MesoCoat's process makes use of an infrared arc lamp developed at the federal Oak Ridge National Laboratories in Tennessee. The company holds an exclusive licensing agreement with the lab for the lamp, which emits a super hot beam that sweeps a pipe to fuse corrosion-fighting material to its surface.
The combination of the arc lamp and Powdermet's nanocomposite materials sped up that bonding process, known as cladding, to a remarkable degree. Sherman said he can complete in two hours cladding jobs that typically span two days.
Early reviewers are impressed. In 2011, Forbes named MesoCoat one of America's 100 Most Promising Companies. Last year, MesoCoat topped the Manufacturing Technology category of the Wall Street Journal's Technology Innovation Awards.
The prospects have created high hopes in Euclid, a community more accustomed to manufacturers leaving than expanding.
"They're a fantastic company," said Jonathan Holody, the city's planning and development director. "And they have room to continue to grow."

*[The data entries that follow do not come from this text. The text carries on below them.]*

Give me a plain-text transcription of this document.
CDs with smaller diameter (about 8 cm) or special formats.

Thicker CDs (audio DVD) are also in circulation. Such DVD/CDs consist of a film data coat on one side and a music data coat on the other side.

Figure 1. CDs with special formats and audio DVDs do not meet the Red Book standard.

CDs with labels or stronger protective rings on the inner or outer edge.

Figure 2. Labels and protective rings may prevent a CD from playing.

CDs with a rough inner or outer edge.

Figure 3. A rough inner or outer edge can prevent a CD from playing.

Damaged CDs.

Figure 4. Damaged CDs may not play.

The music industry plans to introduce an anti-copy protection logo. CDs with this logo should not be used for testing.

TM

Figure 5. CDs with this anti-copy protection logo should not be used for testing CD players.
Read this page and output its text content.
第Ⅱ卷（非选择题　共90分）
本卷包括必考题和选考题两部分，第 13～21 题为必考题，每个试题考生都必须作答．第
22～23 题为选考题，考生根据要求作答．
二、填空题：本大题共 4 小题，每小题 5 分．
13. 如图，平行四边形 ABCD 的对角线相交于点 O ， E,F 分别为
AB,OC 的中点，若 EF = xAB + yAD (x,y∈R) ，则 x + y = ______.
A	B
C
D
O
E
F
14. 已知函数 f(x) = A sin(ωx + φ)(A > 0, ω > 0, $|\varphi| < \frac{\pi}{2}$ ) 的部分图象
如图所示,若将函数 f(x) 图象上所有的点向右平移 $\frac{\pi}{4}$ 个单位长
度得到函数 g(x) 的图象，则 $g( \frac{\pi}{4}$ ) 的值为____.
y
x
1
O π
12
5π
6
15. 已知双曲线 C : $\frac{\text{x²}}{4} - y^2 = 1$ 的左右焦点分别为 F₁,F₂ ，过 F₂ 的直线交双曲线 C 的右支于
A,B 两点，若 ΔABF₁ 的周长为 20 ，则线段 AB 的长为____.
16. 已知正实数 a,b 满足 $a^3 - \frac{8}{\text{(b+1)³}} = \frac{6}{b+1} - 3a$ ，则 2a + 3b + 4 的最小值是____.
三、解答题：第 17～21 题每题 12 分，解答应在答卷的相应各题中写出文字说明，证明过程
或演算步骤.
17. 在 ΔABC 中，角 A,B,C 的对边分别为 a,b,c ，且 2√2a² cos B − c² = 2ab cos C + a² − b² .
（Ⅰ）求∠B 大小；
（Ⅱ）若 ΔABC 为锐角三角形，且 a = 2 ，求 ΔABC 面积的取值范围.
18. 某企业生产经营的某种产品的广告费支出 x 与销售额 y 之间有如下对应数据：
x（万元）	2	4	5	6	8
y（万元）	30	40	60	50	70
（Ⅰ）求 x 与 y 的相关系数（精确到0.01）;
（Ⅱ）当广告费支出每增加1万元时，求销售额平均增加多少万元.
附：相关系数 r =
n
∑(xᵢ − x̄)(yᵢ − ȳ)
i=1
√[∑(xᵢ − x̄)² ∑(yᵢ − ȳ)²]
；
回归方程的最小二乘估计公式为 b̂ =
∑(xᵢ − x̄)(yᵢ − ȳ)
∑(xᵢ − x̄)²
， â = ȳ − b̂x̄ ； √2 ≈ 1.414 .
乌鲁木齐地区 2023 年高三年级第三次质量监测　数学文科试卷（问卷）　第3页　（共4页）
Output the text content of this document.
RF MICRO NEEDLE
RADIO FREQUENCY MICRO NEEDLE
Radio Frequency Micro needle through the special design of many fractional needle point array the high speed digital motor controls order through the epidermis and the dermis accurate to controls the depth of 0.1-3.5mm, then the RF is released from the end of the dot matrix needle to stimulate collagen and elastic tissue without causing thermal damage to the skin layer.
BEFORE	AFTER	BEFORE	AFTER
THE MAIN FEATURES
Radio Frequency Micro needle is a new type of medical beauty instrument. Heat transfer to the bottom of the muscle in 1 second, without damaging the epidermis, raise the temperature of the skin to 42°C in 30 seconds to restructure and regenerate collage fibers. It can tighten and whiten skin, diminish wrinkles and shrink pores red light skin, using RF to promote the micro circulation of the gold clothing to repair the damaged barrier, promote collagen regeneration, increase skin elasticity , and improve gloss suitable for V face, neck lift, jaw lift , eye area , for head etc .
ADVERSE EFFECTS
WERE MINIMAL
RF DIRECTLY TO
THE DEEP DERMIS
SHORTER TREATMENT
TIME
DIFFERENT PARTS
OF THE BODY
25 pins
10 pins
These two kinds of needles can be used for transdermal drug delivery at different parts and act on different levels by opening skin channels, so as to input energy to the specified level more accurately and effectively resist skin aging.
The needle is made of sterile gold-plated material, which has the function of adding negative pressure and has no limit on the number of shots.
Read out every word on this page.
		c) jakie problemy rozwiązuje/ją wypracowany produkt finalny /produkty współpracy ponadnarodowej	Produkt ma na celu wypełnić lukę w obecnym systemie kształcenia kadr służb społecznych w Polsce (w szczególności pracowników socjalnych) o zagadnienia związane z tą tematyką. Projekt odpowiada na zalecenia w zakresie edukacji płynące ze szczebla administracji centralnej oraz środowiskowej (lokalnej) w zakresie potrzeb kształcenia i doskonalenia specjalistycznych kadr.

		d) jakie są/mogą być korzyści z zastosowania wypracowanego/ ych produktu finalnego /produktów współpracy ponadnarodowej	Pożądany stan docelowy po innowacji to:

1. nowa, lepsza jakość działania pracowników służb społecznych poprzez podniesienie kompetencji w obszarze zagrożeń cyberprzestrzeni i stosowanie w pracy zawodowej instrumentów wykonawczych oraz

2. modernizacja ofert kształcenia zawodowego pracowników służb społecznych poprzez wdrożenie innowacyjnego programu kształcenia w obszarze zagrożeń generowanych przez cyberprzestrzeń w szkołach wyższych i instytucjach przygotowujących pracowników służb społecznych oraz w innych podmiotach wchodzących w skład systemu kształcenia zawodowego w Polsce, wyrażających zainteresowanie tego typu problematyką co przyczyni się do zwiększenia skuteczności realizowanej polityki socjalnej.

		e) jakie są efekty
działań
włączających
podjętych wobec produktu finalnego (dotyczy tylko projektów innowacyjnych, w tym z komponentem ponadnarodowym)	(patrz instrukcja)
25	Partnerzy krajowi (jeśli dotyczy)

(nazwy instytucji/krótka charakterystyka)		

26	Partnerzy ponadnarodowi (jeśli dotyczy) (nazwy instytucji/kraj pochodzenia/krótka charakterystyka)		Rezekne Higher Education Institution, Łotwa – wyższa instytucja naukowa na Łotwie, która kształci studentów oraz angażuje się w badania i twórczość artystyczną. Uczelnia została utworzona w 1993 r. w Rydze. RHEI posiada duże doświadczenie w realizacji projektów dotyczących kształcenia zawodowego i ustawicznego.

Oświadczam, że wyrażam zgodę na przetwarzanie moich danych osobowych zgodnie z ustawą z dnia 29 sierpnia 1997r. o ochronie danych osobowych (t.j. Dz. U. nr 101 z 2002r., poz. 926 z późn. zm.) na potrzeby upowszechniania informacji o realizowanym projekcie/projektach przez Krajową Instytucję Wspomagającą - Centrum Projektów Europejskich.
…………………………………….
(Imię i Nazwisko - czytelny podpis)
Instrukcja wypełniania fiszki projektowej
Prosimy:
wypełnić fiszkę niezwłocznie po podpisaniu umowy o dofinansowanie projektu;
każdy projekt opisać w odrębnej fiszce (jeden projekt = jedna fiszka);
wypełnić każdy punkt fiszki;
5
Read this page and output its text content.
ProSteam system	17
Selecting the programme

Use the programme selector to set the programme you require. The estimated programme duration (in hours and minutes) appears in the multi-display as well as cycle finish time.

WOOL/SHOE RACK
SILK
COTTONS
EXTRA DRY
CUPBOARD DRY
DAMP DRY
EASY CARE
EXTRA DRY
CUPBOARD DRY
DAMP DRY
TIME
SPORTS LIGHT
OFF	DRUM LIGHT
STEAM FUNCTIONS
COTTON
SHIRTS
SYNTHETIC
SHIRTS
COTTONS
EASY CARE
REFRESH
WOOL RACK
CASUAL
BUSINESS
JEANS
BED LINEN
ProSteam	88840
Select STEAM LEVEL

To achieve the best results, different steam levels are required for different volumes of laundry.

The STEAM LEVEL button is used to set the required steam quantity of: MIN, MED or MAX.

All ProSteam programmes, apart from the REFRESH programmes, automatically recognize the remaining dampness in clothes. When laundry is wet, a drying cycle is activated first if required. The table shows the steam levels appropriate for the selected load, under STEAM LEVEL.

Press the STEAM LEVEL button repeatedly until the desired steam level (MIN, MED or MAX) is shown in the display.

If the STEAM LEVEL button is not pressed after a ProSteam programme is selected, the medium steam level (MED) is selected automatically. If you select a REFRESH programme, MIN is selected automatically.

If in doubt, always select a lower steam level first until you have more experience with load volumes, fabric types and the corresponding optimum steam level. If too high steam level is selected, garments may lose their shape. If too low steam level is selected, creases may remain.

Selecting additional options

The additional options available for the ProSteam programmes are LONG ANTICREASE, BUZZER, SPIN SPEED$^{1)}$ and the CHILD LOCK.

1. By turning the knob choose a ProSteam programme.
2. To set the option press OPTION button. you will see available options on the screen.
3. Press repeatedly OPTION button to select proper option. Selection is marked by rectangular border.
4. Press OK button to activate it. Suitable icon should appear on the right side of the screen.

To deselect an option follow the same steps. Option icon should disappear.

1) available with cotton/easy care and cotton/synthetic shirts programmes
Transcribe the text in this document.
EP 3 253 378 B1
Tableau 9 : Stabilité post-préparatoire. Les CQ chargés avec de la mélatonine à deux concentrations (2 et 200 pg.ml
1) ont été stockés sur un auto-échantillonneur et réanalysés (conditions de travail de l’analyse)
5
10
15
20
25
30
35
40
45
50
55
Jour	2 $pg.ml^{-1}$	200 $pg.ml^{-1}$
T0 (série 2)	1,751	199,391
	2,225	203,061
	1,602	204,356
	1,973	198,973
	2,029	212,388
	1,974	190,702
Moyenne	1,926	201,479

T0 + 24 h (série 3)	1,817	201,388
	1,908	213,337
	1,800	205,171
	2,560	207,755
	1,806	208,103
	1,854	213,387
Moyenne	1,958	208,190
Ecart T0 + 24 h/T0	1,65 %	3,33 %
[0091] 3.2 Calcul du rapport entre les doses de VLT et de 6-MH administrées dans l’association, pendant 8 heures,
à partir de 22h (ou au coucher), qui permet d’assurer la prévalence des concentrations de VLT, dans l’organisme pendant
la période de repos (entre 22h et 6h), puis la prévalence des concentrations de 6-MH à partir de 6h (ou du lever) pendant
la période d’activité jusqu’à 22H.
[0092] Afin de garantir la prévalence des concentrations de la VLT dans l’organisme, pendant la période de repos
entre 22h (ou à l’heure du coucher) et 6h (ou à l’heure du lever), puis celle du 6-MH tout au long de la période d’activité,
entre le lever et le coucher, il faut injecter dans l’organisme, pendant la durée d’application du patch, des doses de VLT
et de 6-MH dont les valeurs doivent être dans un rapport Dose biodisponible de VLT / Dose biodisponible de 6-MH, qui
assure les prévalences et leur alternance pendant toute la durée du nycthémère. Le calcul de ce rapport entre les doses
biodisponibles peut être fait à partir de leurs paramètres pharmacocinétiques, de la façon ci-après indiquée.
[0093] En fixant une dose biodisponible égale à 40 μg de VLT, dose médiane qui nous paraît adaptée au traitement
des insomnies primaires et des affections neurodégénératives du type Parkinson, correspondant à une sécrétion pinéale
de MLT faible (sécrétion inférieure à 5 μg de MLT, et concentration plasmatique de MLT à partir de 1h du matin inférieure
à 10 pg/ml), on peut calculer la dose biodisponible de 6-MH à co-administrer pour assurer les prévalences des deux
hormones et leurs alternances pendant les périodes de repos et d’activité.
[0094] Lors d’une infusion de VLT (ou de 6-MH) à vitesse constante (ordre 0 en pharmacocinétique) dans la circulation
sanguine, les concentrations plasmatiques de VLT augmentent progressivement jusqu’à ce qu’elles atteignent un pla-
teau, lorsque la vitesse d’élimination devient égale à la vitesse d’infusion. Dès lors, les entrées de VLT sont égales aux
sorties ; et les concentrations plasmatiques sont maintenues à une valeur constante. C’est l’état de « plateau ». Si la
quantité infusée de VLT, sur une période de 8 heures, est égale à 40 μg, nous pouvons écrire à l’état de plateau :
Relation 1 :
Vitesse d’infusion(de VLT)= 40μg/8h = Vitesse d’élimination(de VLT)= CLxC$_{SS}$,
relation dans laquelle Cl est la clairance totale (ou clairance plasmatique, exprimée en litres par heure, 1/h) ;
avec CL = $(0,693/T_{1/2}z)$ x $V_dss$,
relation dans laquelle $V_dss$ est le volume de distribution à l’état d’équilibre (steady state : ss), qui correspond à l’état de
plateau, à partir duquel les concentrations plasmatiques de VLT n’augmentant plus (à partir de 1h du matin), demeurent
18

Between Powdermet and MesoCoat, the 13-acre complex on Rockwell Drive employs 50 people, half of them engineers. The new plant will create 35 jobs initially and 85 by next year, bringing employment to 135, in line with state loan agreements.
That's only the start, Sherman says. MesoCoat has it sights set on building larger cladding plants near global oil and gas fields.
"We could easily be 800 people here," he said.
Already, MesoCaot is partnering with Petrobras, Brazil's petrochemical giant, to build a Euclid-style plant near the oil fields believe to lie beneath ancient salt beds off the coast of Brazil.
The company is in talks with the government of Alberta, Canada, for a pipe-cladding plant near its immense oil sands, where drilling and mining are under way.
MesoCoat's business plan projects revenues of $400 million to $500 million in three years. Sherman envisions continued growth as the company moves beyond pipes into coating ship decks, bridges and oil derricks.
"The simplest way to put it, we're out to paint the world in stainless steel," Sherman said. "To stop rust."
While much of that work will be done abroad, Sherman said the science and the engineering will remain in Euclid, where he enjoys access to talent and space for more chemical powder plants.
As he watched a pipe resembling a cannon bore roll down the line toward the arc lamp, he mused, "This is new to the world."